Harald Friedl, chief executive officer, Circle Economy, told Eco-Business that the fact that the world is only 9 per cent circular was not a surprise, and was within the researchers’ expected range of results.
“The goal of the report was to create a strong metric that is needed to rally support, create awareness, and make impact measurement possible,” he added.
Marc de Wit, director of strategic alliances, Circle Economy, said that “the real value of a global circularity metric lies in being able to track changes over time and measure progress, put main trends into context, engage in uniform goal-setting and guide future action in the most impactful way”.
“In order to understand how to move to a circular state globally we need to understand what is not circular about our economy today,” added de Wit, who is also the report’s lead author.
Making the global economy more circular—or ‘closing the circularity gap’ as the report calls it—would not only lead to more efficient resource use, but also help address climate change and help achieve the United Nations’ Sustainable Development Goals (SDGs), the report said.
The SDGs are a set of 17 targets adopted by the global community in 2015, including ending hunger and poverty, fighting climate change, and promoting more responsible patterns of production and consumption.
The circular economy has the potential to address climate change because 67 per cent of global greenhouse gas emissions are related to material management, said the report—that is, extracting resources, refining them, moving them around, and processing them at the end of use.
Minimising the extraction and waste of resources, and extending the lifeline of those already in circulation can have a significant impact on the climate, say experts.
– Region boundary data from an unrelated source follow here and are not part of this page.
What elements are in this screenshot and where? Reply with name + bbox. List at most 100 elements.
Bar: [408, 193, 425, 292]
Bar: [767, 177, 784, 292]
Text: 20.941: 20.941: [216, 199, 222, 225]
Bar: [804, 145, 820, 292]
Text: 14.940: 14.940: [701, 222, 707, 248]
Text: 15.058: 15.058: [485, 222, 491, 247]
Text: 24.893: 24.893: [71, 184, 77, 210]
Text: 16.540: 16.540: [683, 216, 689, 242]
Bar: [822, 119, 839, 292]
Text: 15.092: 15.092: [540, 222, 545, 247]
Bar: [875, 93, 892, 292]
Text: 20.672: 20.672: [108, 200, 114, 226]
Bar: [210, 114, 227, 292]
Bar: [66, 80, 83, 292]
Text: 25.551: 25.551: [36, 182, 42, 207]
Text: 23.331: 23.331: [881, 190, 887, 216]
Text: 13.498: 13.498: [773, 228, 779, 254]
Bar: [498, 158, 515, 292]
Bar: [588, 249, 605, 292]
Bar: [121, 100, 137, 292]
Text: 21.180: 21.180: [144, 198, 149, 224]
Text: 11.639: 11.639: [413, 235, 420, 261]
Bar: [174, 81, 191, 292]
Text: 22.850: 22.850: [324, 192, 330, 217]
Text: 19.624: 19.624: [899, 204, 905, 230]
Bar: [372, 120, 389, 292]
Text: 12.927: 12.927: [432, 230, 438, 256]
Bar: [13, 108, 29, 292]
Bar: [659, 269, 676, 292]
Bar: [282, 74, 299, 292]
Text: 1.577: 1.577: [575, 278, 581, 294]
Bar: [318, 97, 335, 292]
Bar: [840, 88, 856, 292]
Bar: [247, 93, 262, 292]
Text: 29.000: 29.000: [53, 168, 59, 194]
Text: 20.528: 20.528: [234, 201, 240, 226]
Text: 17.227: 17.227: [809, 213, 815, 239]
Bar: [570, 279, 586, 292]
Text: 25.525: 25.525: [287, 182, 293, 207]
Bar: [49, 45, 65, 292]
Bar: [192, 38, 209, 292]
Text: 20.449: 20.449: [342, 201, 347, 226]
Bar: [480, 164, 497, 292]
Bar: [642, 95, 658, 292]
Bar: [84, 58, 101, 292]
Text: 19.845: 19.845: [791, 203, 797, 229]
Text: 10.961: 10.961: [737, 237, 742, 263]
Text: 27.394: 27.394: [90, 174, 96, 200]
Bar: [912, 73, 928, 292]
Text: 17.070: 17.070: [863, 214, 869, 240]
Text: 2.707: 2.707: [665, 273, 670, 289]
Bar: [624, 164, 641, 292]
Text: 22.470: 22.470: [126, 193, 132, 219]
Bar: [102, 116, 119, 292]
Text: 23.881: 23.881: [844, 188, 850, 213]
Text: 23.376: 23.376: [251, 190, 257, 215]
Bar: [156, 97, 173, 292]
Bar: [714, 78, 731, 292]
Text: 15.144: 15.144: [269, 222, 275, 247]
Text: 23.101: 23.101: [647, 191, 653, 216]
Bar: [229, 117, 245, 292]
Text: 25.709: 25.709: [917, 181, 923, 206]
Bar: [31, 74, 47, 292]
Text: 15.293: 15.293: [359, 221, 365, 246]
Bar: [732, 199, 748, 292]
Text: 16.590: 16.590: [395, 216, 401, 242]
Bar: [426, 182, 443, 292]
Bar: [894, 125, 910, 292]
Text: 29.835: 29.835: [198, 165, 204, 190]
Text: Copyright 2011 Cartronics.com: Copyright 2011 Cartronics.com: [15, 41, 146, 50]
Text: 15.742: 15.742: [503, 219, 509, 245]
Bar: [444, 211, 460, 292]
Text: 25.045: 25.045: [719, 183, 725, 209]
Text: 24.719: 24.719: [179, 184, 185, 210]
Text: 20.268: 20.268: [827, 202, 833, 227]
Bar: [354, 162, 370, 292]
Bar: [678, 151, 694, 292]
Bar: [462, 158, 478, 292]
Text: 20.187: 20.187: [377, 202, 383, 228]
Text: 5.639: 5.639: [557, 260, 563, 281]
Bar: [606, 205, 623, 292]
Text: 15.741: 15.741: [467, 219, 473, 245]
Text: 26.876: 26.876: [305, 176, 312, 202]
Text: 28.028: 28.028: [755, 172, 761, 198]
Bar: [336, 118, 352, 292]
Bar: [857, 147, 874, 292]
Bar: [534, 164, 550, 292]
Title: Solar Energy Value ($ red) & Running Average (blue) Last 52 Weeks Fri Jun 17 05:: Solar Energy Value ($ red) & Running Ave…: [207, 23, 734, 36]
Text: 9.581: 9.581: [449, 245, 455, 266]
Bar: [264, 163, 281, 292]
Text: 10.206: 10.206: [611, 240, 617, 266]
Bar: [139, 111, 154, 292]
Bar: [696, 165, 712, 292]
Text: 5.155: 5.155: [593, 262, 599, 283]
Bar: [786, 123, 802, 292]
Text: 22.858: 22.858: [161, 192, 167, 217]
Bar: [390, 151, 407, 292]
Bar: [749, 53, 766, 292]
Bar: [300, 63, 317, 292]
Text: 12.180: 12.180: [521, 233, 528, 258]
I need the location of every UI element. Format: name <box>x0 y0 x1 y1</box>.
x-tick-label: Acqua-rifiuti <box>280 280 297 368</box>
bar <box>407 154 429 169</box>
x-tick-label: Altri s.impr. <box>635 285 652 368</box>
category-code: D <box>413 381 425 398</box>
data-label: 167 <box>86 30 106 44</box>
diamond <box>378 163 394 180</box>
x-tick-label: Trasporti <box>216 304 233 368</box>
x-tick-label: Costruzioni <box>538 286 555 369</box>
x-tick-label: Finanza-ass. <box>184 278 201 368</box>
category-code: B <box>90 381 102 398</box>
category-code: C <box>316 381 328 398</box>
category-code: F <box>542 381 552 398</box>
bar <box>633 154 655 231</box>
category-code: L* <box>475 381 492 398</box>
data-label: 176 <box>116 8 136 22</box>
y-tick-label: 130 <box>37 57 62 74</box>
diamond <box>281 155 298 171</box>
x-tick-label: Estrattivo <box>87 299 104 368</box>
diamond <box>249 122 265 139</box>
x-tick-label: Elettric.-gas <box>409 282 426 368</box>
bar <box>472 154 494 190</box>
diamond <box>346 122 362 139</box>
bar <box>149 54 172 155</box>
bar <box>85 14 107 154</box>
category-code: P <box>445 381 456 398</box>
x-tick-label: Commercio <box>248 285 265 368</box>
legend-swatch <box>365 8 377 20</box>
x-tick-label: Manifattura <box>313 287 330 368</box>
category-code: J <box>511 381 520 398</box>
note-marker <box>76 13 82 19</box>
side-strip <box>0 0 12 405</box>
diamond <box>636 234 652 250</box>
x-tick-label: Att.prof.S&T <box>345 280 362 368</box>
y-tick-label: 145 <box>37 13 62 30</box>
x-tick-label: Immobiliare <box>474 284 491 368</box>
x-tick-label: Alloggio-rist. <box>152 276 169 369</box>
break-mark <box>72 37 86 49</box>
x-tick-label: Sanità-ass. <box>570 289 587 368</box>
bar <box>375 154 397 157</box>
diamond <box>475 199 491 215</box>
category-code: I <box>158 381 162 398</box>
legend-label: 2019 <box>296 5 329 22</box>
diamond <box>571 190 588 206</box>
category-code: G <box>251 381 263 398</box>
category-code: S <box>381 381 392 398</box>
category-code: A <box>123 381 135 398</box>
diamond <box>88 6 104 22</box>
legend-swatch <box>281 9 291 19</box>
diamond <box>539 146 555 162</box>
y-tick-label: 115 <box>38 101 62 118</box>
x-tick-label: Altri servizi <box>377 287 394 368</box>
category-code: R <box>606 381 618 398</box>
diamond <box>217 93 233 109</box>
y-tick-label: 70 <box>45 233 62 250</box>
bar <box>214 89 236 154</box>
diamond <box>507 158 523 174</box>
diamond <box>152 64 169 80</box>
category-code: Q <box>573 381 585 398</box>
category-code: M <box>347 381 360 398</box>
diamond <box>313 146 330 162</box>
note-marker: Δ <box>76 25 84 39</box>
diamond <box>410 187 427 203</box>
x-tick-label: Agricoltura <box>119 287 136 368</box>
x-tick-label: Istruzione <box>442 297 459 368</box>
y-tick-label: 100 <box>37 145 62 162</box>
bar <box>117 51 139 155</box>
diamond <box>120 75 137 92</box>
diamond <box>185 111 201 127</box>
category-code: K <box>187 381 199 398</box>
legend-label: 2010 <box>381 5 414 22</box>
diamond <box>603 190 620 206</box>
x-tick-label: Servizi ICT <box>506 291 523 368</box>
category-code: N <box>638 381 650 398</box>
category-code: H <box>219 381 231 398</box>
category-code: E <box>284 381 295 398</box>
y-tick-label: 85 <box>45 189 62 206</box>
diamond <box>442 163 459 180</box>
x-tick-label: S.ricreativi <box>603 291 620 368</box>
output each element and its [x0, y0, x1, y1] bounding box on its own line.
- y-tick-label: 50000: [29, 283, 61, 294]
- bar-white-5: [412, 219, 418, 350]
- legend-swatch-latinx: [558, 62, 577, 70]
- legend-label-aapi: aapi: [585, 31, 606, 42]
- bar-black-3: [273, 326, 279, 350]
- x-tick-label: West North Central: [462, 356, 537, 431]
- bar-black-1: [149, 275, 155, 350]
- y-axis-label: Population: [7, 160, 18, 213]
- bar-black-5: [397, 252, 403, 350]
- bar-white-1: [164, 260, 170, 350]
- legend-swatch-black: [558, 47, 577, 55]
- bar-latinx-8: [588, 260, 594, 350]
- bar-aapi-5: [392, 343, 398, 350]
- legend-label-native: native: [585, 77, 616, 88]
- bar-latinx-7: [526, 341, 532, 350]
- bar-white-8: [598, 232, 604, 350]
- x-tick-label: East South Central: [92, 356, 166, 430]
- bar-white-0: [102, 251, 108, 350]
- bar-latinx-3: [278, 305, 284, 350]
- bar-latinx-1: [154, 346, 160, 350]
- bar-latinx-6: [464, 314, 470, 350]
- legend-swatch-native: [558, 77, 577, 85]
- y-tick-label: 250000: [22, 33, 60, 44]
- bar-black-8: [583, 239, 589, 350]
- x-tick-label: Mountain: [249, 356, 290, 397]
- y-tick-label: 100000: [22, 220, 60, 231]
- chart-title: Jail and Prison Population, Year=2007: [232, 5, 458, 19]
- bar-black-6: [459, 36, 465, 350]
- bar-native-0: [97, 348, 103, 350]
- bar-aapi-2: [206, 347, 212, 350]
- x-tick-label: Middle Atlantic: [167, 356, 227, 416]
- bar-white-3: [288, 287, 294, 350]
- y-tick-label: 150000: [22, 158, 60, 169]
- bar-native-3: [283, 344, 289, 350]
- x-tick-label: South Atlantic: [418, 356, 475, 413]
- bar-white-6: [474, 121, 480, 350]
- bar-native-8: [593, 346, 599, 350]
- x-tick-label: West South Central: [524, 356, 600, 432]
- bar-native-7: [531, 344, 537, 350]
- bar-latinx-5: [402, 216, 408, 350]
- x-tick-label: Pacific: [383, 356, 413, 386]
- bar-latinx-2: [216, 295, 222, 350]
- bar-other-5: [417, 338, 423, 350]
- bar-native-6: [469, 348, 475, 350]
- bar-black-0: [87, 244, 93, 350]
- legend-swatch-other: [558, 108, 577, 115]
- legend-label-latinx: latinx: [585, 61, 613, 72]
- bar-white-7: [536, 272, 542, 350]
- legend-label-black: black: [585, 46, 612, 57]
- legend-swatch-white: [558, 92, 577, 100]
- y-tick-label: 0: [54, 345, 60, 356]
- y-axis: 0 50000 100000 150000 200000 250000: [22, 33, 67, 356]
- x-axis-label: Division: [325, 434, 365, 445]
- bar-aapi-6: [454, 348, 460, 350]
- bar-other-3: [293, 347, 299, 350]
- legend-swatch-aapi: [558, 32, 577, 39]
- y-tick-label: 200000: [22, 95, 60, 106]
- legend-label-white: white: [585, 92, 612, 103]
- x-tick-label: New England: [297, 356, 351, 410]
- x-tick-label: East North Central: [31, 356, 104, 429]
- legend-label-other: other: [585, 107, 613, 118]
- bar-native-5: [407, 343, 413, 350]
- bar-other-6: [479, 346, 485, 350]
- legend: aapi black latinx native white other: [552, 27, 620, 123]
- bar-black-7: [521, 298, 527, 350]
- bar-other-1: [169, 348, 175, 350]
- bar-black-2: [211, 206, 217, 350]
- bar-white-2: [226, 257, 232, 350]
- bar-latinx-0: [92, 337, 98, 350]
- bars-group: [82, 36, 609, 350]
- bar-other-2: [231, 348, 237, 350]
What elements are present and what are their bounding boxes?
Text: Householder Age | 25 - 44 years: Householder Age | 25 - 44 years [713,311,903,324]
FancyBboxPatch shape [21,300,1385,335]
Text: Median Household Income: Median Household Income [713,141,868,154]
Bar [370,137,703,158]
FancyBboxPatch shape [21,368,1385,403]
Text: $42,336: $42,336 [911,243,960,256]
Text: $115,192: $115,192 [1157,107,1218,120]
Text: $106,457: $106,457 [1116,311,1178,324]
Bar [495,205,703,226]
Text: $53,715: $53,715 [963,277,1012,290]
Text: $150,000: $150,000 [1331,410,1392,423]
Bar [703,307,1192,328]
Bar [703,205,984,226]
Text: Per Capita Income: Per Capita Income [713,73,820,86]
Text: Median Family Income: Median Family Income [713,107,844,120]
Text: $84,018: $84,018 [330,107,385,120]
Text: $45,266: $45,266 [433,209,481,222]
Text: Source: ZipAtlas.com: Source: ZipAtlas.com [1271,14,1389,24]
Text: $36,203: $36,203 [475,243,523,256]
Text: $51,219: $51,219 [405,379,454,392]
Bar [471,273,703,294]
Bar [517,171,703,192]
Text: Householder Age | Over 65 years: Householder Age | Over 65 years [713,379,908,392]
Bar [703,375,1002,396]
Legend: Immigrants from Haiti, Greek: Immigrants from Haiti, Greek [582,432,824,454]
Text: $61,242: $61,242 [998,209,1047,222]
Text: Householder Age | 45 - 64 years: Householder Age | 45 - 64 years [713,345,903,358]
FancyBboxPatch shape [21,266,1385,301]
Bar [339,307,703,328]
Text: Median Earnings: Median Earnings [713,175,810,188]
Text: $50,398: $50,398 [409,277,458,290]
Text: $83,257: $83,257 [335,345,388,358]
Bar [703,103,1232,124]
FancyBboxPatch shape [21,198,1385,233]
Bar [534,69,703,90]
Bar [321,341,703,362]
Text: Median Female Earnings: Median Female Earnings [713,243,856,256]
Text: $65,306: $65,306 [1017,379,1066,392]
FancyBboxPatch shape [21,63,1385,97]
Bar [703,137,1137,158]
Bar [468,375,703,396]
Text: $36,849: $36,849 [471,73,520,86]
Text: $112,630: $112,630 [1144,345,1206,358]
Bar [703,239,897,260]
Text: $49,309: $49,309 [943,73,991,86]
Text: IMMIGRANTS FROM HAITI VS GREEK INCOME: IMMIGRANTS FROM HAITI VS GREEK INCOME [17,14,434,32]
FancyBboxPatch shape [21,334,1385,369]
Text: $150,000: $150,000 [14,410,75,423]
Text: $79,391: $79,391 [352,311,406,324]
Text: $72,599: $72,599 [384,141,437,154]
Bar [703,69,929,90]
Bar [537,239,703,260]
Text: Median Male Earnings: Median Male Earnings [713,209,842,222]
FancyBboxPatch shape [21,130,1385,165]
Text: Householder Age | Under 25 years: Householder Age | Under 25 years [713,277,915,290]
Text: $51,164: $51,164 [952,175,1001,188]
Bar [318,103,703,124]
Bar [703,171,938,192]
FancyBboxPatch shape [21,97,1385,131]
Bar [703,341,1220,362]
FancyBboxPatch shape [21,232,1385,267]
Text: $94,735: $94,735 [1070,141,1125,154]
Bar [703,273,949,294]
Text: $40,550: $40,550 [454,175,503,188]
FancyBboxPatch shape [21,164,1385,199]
For instance, the Ellen MacArthur Foundation, a UK-based circular economy think-tank, estimates that shifting to a circular economy could slash India’s greenhouse gas emissions by 40 per cent compared to business as usual models.
Best practices in a circular economy include legislation that requires manufacturers to take responsibility for their products across their lifespan, business models that unlock value from waste—a famous example is American carpet maker Interface turning discarded fishing nets into carpet —and diverting products from landfill by reusing, recycling, or repairing them instead.
But as the report showed, the world has a long way to go to make these practices the default business model. To accelerate this shift, Circle Economy identified four strategies that can help close the circularity gap.
First, it suggested that businesses, governments, non-government organisations and academics should form a global coalition for action, and produce an annual report that documents how the world is progressing towards a circular economy.
Second, there should be a global target for a circular economy and an action agenda on how to achieve it. A comparable target is the global goal of capping temperature rise at 2 degrees Celsius above 1990 levels to avoid dangerous climate change, Friedl noted.
Third, countries, sectors, businesses, and cities should work to translate these global targets into local strategies, so that they are appropriate for their specific context.
And finally, the global community should improve its understanding of how solutions for the circular economy affect interconnected outcomes such as economic value, climate mitigation, international trade, and employment.
There will be challenges to implementing these measures, especially in Asia, which has recently been identified as the source of much of the world’s plastic pollution, Friedl noted. They include a legal framework today that supports linear economic models more than circular ones; human behaviour that fuels the linear “take-make-waste” economic system; and a lack of strong and visionary leadership.
Ultimately, everyone needs to get on board with circular economy efforts or risk incurring a heavy environmental and social cost, he urged.
“Today’s Take-Make-Waste economic model is not fit for purpose. Embedded in this tradition of the linear economy lies a toxic cocktail of negative consequences, ranging from social inequality, to depletion of natural resources, environmental pollution and worsening of the risks and effects of climate change,” he said.
He added: “We call upon businesses and governments to take leadership to develop an action agenda and contribute to the global targets set in the SDGs and the Paris Agreement.”